Auch für Szeneinterne lässt sich hier viel lernen: Im Shop liegt eine Selektion an Büchern über elektronische Musik und Techno aus, die in regulären Buchläden schwer zu bekommen sind und auch in anderen Kontexten schwer auffindbar oder gar nicht erst bekannt sind. Hinzu kommt eine kurze und lange Version einer Musikgeschichte des Techno, die man sich kostenfrei auf Spotify anhören kann.
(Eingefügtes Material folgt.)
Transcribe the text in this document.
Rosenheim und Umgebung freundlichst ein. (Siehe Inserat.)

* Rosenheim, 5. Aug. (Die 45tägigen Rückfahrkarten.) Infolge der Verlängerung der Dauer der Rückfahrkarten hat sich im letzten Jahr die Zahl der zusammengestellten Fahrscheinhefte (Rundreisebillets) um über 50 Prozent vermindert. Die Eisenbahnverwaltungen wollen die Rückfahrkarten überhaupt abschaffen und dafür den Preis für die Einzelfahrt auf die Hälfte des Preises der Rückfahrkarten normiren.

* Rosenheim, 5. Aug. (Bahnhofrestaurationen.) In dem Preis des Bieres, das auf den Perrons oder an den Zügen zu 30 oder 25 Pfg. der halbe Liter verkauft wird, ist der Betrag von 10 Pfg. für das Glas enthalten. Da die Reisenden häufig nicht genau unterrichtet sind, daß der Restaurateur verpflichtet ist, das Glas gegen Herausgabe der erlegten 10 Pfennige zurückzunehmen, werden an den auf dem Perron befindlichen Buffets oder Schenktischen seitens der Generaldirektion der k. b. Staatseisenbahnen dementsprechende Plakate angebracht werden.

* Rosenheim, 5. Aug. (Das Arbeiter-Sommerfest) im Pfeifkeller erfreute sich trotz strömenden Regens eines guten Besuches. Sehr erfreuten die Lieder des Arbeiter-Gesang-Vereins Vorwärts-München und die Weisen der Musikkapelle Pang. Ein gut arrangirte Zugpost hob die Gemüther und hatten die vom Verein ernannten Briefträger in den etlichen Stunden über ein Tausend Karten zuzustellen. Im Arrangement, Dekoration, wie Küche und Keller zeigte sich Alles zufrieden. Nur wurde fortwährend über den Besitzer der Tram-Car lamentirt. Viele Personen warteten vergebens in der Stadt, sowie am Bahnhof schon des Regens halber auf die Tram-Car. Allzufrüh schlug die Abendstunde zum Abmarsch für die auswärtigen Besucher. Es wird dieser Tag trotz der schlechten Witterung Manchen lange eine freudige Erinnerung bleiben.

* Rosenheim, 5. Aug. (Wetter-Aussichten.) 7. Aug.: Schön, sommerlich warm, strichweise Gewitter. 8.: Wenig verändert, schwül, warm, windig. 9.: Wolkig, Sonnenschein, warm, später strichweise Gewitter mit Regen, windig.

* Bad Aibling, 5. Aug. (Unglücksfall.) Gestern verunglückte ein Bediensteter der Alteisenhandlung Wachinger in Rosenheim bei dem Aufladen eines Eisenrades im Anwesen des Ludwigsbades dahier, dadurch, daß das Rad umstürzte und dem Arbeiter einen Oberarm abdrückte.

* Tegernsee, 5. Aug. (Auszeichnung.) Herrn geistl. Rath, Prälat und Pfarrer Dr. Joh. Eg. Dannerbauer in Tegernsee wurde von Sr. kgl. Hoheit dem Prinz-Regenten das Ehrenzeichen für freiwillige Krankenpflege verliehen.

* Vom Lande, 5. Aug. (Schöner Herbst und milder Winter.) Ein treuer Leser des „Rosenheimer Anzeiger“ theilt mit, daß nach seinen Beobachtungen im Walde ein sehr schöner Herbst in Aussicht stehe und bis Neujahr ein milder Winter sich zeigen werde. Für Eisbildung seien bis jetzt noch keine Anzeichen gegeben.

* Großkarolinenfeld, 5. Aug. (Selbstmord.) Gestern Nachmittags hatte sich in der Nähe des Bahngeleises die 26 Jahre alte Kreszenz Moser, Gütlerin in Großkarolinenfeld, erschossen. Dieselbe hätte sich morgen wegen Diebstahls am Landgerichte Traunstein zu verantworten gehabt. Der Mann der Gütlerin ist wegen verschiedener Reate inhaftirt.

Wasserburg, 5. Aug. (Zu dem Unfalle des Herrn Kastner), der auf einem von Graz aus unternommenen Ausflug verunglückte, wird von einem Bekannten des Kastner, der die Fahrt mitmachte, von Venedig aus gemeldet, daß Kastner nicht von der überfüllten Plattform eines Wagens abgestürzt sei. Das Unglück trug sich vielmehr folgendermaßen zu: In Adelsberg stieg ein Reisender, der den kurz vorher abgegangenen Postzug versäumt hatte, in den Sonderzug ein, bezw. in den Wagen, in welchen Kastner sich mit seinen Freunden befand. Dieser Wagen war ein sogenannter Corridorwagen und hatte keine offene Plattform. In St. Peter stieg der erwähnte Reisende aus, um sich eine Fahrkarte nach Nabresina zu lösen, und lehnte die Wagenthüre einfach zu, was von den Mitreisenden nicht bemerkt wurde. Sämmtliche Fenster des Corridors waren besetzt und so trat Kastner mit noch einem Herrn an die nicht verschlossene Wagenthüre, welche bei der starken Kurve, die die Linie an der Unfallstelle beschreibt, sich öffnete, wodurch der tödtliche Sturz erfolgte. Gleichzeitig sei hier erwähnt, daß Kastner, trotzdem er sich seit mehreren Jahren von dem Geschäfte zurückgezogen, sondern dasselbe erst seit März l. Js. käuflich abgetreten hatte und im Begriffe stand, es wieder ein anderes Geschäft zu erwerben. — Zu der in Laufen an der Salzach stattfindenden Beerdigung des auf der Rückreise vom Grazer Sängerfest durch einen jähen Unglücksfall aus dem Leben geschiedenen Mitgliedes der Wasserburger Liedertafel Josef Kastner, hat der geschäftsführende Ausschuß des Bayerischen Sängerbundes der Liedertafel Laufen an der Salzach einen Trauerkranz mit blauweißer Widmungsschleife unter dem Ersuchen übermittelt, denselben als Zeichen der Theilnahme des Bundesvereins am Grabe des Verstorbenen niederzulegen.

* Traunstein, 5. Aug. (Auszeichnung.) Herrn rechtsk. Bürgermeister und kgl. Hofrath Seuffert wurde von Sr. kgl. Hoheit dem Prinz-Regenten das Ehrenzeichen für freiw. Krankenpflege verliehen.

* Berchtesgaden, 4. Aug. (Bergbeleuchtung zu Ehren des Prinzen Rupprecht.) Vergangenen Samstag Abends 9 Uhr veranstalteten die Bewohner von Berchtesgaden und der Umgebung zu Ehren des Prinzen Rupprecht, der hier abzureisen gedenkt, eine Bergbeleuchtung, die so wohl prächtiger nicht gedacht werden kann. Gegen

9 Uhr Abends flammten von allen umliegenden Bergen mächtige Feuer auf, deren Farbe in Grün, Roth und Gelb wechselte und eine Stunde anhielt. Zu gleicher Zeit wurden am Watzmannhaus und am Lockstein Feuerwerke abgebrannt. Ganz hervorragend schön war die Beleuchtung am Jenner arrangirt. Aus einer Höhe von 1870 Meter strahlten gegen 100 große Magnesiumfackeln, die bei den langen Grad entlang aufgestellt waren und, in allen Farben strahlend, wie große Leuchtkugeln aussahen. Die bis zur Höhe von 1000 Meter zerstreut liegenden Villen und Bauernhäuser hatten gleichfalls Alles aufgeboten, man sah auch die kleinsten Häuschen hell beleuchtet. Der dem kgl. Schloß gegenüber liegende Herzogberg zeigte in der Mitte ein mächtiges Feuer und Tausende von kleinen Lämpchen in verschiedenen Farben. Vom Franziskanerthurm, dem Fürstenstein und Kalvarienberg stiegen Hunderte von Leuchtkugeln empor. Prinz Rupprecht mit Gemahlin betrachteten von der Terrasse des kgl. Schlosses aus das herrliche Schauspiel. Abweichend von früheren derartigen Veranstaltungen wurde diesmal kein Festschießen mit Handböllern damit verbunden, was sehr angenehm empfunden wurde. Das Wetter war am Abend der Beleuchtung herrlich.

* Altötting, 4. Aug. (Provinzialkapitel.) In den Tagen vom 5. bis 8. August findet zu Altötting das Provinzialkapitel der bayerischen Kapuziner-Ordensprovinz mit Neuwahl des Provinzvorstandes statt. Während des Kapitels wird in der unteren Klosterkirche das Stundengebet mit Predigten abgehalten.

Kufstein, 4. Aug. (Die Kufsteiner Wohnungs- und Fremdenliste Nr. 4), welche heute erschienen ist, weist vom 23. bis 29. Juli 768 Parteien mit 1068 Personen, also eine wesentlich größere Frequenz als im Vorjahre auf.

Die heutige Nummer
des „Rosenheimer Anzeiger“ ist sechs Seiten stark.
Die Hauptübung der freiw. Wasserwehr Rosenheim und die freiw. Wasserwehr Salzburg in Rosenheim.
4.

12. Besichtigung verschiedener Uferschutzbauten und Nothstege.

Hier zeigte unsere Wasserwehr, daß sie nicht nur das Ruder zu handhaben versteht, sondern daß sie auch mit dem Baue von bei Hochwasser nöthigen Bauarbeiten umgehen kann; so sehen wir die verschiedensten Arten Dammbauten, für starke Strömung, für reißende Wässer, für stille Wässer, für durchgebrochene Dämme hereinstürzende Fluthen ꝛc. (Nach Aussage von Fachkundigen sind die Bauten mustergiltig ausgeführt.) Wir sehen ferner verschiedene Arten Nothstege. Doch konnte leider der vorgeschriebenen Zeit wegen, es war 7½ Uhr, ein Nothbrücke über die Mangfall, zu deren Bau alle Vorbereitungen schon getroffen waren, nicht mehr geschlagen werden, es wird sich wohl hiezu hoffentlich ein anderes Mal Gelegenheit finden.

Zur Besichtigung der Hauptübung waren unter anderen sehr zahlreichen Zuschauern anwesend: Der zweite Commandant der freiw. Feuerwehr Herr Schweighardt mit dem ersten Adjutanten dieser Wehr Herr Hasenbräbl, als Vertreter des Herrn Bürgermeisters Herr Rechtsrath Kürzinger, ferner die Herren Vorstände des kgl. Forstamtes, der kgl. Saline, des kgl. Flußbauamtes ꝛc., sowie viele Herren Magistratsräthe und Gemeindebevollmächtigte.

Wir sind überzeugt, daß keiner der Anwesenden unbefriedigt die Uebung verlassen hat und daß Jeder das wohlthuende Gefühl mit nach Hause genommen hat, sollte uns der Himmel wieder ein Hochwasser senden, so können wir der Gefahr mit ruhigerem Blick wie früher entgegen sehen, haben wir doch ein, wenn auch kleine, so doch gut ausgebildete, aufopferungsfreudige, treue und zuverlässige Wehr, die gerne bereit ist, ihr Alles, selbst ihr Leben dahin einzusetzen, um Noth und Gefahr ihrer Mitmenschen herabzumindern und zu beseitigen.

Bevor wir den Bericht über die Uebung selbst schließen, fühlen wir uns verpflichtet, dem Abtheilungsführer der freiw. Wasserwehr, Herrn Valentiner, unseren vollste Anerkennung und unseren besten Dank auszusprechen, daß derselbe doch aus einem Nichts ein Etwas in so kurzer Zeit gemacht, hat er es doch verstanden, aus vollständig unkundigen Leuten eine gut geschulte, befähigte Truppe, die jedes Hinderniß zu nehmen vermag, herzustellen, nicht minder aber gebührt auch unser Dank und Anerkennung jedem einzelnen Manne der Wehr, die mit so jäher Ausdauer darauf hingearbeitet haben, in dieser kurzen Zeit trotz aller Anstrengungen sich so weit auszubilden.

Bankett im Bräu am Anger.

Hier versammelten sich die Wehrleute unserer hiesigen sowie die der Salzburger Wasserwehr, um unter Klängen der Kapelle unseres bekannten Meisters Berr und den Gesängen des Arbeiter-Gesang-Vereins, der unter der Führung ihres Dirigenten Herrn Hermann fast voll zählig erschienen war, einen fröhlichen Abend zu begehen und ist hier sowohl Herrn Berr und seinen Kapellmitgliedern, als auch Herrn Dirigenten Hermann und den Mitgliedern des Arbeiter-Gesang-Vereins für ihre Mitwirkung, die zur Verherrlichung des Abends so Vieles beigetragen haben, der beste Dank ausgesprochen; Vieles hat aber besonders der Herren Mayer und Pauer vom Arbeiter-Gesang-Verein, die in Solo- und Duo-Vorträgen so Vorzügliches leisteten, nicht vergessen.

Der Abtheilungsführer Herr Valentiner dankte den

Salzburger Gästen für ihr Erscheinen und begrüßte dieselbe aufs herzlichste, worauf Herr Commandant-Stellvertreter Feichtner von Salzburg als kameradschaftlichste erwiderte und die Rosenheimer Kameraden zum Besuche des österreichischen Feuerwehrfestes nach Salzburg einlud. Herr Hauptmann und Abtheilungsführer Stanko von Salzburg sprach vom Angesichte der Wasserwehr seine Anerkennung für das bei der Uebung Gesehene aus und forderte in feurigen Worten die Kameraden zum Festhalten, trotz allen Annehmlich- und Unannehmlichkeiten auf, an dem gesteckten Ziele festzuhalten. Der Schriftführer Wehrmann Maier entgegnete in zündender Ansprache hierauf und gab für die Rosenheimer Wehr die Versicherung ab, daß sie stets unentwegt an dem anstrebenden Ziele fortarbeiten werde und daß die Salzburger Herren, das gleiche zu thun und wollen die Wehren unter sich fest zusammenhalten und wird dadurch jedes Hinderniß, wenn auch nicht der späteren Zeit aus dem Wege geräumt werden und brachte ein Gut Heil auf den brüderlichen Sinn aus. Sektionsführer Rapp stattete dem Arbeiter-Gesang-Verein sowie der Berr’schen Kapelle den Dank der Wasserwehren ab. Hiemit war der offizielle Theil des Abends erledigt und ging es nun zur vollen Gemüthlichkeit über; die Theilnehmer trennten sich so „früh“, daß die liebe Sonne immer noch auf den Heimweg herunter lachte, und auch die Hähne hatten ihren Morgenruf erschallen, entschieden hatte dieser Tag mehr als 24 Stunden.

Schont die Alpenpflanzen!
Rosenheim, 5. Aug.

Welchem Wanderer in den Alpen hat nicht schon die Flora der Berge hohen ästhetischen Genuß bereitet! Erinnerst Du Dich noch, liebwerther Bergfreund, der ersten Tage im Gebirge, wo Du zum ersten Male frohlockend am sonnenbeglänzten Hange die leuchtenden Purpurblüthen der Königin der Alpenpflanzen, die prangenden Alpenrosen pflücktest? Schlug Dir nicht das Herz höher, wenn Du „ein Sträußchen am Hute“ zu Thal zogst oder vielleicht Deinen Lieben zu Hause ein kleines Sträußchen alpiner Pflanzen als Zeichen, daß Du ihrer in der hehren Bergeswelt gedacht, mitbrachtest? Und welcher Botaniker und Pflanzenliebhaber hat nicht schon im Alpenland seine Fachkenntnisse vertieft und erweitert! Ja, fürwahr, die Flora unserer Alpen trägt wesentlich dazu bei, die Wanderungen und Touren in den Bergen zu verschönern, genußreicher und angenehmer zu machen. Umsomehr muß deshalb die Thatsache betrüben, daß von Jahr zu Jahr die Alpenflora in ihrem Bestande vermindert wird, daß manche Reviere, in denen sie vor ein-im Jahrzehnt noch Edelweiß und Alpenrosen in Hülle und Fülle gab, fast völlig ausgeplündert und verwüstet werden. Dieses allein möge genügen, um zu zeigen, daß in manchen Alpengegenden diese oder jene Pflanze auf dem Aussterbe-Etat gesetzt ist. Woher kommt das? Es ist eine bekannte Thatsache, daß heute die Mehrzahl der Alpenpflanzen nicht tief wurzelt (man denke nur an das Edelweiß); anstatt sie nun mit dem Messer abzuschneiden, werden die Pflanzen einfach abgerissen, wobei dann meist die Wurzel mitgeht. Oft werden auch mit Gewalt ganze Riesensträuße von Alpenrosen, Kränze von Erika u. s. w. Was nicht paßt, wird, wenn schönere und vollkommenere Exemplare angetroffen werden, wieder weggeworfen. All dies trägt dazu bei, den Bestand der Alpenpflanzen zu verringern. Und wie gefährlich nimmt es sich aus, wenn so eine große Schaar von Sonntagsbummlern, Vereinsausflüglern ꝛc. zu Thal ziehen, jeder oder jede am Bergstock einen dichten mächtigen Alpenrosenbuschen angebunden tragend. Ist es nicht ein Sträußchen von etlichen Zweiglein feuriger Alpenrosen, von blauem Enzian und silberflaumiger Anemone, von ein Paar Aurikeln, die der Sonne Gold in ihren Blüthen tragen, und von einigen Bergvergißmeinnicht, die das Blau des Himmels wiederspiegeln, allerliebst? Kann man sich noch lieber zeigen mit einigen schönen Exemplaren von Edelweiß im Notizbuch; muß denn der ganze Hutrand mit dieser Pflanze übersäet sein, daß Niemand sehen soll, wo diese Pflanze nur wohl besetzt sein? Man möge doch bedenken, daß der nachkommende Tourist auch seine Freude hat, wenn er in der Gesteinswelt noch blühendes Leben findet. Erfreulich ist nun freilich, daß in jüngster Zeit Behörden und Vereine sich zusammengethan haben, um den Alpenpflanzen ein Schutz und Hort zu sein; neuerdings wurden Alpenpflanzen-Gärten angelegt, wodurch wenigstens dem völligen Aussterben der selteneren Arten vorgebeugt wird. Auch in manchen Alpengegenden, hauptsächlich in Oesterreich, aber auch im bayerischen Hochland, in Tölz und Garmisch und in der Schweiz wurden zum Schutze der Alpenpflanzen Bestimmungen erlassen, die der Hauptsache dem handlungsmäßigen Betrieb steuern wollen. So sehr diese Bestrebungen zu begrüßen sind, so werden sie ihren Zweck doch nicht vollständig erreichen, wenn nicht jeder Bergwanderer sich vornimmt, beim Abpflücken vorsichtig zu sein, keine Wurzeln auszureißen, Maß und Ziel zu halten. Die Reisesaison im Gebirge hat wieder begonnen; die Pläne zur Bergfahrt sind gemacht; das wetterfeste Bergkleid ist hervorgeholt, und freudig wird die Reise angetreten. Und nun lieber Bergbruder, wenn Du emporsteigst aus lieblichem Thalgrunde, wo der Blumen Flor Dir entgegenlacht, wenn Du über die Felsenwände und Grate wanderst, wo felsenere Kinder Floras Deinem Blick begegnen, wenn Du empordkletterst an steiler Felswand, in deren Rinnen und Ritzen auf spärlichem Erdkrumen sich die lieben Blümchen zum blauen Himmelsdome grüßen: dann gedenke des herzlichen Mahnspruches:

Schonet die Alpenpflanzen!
Auch diese ist gut selektiert und erlaubt ein Kennenlernen der Ursprünge – oder ein Schwelgen in alten Zeiten.

Für elektronische Musik und ihre gesellschaftliche Anerkennung als Kunst- und Kulturform stellt diese Ausstellung einen enormen Erfolg dar. Nicht nur aufgrund der Tatsache, dass sich erstmals eines der wichtigsten Museen der Schweiz Techno annimmt; wie kaum eine andere Ausstellung bisher sammelt TECHNO nicht bloß Artefakte, sondern vermittelt, warum eine Existenz im Techno-Underground so reizvoll ist.

Techno erscheint hier nicht als Phänomen, das am Ende schon too big to fail ist, sondern führt in die Ursprünge des Genres und seine Verwobenheit in der Gesellschaft ein, die für manche mit einer magischen Nacht im Tresor in den Neunzigern angefangen hat und längst in ein „transnationales Miteinander” (Co-Kurator Bjørn Schaeffner) mündete.
Die Ausstellung ist bis zum 17. August im Landesmuseum Zürich zu sehen.